Или мы сидим в моей избе по разные стороны от горячо натопленной печки. Я пишу мои рассказы, а он по ту сторону вычерчивает свои графики, пишет свои формулы, совершенствует свои бесподобные города будущего. Он знал, как проектируются обычные города: он спроектировал Кремлёвский театр, его приглашали правительства африканских стран, и там, в африканских саваннах, он строил удивительные административные здания, стадионы, театры и культурные центры. Но он не довольствовался этим — он стремился в мироздание, ему хотелось космоса, и он рождал свои космические города.
Когда с ним случилось личное несчастье, я пришёл к нему на помощь, я делил с ним его беду. Своей жизнью, своим мышлением, своей любовью к нему я затыкал пробоину от удара, который ему нанесли, делал всё, чтобы его не затопила пучина. Об этом я написал роман «Вечный город».
Пчельников погиб на кольцевой дороге от удара автомобиля — удара, что послала ему та самая цивилизация, которую он хотел одухотворить — одухотворить машину, сделать её человекоподобной, сделать её богоподобной. Не успел. Свирепая, неодухотворённая машина убила его. Мне его не хватает. Сейчас мне не с кем поделиться моими прозрениями, которые многим кажутся фантастическими. Для него они были понятны и ложились в картину сконструированного им мира.

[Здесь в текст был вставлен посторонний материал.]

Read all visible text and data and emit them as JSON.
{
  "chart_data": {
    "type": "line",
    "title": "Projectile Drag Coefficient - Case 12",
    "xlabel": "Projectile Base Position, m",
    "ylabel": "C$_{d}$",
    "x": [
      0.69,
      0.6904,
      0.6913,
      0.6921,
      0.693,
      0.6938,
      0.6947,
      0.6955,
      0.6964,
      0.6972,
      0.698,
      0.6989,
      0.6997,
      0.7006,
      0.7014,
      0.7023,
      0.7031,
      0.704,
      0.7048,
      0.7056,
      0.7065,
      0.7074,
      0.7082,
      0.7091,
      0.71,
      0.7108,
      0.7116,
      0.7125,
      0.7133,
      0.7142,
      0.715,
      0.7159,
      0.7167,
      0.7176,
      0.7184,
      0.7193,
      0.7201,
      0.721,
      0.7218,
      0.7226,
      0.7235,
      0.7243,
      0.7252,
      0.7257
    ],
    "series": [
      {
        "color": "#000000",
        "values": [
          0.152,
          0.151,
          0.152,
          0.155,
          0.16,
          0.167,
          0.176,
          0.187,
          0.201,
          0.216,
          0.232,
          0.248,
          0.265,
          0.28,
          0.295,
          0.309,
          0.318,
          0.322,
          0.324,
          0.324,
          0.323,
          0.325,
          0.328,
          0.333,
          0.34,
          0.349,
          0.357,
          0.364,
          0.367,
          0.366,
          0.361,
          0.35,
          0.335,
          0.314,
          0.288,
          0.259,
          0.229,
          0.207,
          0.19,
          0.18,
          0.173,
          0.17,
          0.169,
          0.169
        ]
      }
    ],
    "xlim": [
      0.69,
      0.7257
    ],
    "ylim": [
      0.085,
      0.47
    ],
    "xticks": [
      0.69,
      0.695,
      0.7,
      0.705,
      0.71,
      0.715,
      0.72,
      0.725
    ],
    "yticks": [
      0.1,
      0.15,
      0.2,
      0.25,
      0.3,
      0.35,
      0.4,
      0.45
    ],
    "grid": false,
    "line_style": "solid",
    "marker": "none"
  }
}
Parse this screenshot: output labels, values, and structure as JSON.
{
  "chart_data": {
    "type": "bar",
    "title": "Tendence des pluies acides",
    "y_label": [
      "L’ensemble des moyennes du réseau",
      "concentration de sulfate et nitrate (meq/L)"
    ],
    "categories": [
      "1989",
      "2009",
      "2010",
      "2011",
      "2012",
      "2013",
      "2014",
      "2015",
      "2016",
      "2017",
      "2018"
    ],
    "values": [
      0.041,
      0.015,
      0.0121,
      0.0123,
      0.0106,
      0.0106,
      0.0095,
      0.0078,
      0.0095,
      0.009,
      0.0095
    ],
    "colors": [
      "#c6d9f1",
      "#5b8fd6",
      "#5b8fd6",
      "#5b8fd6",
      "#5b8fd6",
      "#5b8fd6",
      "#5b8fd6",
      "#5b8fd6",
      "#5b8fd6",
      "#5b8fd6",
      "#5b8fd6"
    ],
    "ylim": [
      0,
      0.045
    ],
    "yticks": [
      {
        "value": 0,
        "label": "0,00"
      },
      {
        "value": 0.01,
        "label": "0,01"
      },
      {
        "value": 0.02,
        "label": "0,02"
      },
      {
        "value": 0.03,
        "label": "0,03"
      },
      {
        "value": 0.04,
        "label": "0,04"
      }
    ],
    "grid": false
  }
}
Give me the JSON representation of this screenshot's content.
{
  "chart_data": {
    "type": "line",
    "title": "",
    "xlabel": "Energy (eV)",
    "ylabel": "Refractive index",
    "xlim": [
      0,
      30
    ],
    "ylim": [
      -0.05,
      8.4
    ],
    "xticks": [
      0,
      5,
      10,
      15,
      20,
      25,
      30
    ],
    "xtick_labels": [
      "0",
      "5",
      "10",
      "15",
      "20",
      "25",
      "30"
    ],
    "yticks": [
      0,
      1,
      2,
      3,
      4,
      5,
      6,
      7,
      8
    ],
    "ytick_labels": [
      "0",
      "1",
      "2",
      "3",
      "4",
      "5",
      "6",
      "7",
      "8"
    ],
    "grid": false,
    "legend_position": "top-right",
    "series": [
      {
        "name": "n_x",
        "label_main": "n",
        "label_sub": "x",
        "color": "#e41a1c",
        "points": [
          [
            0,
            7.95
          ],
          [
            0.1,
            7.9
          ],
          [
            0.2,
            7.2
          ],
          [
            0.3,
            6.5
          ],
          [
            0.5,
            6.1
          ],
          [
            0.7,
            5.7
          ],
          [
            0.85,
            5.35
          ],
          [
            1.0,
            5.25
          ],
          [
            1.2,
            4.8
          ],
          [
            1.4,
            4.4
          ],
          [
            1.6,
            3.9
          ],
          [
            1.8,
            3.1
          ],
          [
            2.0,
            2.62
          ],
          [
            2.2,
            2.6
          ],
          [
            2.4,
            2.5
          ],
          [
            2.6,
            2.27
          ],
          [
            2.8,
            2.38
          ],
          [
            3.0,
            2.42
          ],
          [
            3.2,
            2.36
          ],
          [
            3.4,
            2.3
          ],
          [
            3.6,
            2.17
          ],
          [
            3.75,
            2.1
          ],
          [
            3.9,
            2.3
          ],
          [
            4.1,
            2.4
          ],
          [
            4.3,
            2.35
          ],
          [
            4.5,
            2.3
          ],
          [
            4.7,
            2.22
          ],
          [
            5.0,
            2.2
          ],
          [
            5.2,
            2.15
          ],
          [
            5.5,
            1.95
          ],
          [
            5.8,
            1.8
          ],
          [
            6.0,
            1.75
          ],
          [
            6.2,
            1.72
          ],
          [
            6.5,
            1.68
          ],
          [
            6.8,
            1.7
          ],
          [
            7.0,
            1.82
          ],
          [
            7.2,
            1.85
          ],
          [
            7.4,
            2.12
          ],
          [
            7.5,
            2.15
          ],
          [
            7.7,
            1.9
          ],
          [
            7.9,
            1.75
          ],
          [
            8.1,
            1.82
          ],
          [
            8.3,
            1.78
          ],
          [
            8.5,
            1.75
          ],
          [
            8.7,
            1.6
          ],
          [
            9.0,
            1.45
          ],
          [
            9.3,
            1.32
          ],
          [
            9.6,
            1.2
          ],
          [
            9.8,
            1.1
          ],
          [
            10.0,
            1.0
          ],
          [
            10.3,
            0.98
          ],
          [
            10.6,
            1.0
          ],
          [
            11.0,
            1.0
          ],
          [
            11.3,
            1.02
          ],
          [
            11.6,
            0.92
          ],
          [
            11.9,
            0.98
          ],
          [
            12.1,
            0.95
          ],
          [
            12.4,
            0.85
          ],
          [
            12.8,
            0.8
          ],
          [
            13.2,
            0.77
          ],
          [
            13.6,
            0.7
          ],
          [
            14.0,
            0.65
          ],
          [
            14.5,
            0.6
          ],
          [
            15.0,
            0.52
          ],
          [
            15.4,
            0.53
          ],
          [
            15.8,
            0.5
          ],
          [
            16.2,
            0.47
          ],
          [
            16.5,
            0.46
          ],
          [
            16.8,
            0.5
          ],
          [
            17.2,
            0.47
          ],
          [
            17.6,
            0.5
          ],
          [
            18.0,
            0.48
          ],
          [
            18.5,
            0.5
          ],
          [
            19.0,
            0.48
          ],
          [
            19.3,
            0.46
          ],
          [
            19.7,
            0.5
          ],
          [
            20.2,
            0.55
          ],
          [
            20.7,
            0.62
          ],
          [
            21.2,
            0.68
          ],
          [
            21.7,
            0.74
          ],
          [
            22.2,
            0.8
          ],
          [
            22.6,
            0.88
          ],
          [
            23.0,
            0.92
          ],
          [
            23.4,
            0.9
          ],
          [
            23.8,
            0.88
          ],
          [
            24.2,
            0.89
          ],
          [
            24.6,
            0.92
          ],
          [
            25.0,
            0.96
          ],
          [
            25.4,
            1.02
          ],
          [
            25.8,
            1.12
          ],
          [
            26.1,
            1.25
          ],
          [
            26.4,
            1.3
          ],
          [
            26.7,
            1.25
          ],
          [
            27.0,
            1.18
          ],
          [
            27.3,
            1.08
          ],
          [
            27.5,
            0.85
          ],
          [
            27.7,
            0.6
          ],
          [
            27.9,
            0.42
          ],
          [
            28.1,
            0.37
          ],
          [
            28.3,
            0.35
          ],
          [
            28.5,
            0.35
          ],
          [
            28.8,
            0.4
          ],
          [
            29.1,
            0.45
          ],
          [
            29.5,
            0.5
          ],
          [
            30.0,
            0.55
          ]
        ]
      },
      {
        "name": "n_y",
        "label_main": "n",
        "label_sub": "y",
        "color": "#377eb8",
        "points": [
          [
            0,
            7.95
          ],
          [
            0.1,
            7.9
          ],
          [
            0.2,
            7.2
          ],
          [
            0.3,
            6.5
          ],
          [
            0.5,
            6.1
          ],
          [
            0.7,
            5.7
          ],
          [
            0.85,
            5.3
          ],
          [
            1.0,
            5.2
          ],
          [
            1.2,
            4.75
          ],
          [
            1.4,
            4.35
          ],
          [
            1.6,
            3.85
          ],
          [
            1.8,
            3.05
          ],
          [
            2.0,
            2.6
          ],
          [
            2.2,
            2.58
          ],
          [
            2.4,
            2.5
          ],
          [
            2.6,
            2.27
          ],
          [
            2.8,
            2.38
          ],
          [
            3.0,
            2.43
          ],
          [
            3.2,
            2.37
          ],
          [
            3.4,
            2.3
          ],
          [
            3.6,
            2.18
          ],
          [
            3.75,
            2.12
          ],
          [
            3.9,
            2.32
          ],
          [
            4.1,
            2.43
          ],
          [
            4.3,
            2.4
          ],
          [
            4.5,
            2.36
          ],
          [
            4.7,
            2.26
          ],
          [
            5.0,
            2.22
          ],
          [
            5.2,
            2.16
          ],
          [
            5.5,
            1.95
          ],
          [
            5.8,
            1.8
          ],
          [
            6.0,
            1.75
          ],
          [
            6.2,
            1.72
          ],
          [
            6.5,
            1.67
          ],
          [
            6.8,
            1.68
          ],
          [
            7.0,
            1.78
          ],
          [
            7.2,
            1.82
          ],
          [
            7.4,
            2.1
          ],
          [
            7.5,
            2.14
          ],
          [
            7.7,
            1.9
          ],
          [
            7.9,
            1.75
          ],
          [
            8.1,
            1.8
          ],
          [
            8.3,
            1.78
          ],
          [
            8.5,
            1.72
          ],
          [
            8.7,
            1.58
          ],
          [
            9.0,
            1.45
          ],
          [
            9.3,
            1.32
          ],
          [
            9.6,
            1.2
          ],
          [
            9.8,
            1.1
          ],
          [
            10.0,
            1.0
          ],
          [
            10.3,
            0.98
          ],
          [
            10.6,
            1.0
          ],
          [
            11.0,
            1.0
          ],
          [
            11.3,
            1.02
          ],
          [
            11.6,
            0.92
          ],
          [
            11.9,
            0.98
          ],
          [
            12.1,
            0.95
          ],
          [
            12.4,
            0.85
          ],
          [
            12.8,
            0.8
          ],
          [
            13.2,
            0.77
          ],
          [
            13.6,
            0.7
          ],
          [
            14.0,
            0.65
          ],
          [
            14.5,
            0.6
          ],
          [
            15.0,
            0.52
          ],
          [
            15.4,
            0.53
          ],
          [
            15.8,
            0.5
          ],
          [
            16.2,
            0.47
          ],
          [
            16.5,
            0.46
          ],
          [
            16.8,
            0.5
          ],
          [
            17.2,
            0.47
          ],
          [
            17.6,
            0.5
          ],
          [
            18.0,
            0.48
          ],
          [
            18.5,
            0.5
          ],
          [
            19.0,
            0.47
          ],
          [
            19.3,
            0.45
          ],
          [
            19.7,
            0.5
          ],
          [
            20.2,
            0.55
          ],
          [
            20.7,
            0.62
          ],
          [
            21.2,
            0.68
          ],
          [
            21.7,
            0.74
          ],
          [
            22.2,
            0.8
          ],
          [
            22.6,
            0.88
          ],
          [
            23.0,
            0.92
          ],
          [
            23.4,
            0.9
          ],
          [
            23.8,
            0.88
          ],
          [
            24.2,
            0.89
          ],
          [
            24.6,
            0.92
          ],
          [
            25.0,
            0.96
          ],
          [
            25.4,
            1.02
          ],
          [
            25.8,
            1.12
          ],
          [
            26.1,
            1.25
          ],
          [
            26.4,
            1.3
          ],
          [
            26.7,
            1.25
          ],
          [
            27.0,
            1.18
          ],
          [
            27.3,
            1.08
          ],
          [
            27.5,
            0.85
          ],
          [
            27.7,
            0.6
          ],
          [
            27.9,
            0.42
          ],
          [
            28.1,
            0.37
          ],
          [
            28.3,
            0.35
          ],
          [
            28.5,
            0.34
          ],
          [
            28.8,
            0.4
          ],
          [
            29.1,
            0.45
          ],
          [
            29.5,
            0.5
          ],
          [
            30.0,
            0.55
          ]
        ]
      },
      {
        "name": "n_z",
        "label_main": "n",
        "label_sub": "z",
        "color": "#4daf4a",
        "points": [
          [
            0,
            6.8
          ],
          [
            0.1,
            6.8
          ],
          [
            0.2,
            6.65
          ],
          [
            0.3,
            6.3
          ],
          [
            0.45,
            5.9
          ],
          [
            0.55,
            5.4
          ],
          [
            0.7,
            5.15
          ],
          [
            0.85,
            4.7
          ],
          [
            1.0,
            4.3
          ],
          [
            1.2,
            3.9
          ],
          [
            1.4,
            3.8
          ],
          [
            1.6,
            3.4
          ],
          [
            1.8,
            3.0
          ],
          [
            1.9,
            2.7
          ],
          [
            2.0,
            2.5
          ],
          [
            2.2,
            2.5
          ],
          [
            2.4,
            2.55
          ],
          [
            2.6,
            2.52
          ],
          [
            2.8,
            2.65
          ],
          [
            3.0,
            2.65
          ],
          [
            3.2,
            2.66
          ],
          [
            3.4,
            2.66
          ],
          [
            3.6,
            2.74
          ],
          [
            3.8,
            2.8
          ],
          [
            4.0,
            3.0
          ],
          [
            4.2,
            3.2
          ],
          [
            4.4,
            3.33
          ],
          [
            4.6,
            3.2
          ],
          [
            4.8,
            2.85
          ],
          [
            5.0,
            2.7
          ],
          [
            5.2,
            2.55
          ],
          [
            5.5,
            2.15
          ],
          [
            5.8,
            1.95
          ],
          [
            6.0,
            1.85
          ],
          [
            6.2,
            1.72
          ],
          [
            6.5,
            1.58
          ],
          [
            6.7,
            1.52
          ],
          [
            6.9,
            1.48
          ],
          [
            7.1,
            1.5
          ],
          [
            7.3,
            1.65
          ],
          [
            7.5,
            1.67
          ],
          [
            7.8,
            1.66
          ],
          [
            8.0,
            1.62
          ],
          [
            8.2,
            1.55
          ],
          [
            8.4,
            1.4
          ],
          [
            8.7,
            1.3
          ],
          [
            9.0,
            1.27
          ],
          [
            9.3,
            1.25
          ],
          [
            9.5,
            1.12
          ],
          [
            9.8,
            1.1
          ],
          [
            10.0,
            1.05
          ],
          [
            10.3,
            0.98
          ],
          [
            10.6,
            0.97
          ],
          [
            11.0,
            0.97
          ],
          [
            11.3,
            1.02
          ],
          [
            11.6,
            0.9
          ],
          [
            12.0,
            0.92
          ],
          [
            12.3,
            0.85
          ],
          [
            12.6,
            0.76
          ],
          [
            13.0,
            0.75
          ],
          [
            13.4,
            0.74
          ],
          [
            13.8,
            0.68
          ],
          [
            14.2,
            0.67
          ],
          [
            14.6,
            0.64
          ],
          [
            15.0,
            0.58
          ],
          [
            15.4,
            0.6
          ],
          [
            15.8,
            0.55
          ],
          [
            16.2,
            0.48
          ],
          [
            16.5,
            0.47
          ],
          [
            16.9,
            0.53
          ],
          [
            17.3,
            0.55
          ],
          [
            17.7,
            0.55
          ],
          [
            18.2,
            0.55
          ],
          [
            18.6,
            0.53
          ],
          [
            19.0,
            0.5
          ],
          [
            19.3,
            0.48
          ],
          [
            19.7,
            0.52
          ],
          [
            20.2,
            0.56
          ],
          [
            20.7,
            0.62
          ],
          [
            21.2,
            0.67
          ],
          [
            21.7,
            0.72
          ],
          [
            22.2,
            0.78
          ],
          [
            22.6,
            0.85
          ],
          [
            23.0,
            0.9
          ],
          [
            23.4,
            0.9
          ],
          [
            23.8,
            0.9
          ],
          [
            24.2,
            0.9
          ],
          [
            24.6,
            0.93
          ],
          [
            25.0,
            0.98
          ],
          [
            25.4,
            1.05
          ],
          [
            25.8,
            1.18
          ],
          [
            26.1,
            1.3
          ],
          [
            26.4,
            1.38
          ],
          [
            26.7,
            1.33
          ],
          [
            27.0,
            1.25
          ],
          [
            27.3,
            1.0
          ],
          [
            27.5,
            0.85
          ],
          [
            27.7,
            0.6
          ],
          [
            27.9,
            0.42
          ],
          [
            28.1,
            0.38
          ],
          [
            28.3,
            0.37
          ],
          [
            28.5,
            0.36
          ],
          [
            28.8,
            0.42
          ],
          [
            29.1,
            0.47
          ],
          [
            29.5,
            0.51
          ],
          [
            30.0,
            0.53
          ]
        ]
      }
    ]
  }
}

Сегодня, когда прошло столько лет, и Пчельникова нет со мной, я повсюду вокруг себя вижу знаки его пребывания. Я смотрю на свою коллекцию бабочек, на африканские лунные сатурнии — и помню, что в его коллекции были такие же африканские бабочки. Я смотрю на изящную, выточенную на современных станках лопатку турбины для истребителя пятого поколения — и помню наше посещение авиационного завода, как бережно и нежно касался Пчельников кромки самолётного крыла. Я вижу рисунки на листке, исписанном его быстрым нервным почерком, и вспоминаю, как мы сидели у горячей печи, и красные язычки огня бегали по венцам крестьянской избы.
Идеи Пчельникова медленно, неохотно осуществляются. Я видел, как они осуществляются на Ямале — там, где запускается грандиозный завод по сжижению газа. Видел, как его идеи воплощаются в мышлении волонтёров, сажающих леса, исповедующих не просто экологическую этику, а благоговение перед жизнью. Это благоговение перед жизнью, это религиозное отношение к мирозданию нёс в себе Константин Павлович Пчельников, мой драгоценный, незабвенный друг.